Are they afraid of backlash at a convention if they fail to meet release dates? They've shown Diablo III at BlizzCons for the past four years, so they could always be wanting to hold back on a convention if they don't feel they have enough new to show off, but it seems that fans are excited enough that they wouldn't completely cancel the convention.

"In a year when we're working to release multiple titles (knock on wood) it makes sense to focus our efforts," community manager "Bashiok" wrote. "Also with multiple game releases we just wonder if we'd be at a point with any of them where we'd have anything really big or new or cool to talk about."

Perhaps one other key point in that post: "Thinking about our year and what we're trying to get done already without a BlizzCon, and having to think pretty hard about what we'd have to announce or demo, it just makes sense to me not to have one." While a convention can certainly be fun without having anything to announce or demonstrate, it's understandable that they may want to hold off until they can leave fans wanting more instead of leaving fans feeling let down.

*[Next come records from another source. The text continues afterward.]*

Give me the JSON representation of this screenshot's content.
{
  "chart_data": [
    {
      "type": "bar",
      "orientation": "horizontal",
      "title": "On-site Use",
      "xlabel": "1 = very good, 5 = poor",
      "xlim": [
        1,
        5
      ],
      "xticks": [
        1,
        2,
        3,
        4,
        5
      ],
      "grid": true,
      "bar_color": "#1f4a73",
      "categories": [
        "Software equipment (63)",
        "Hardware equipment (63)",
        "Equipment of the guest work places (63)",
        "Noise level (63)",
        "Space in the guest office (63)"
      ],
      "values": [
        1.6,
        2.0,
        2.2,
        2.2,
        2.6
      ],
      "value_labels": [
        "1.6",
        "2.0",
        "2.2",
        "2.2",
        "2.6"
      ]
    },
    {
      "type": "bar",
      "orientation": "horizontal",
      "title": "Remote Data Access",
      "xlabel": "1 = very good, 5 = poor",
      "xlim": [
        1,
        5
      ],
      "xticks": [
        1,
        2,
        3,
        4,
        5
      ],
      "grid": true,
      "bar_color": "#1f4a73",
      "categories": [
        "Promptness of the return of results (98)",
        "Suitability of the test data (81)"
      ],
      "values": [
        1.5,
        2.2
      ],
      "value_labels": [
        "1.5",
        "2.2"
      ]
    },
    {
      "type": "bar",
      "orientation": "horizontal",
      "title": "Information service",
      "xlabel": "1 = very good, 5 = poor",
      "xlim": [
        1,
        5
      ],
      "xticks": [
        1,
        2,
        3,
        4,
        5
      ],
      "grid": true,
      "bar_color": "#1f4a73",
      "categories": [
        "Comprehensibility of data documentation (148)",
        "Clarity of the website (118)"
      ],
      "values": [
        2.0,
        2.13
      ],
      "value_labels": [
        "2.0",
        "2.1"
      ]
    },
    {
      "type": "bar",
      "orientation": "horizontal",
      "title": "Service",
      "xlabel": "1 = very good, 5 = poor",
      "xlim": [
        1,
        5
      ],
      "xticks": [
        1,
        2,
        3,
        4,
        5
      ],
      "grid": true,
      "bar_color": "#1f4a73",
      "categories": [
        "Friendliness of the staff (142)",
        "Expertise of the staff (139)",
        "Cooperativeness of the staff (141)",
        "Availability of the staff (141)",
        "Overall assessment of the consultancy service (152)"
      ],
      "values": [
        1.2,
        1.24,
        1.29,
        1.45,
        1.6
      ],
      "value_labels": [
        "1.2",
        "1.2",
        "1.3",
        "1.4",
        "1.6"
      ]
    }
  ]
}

Will BlizzCon move to being a biannual convention? It could help build anticipation and make each trip to Anaheim a more special experience. Disney's relatively new D23 convention is biannual, with conventions held in 2009 and 2011 and another coming in 2013, but it at least thus far hasn't reached the epic level of BlizzCon or Comic-Con.

Blizzard wasn't immediately available for comment when contacted by KPCC.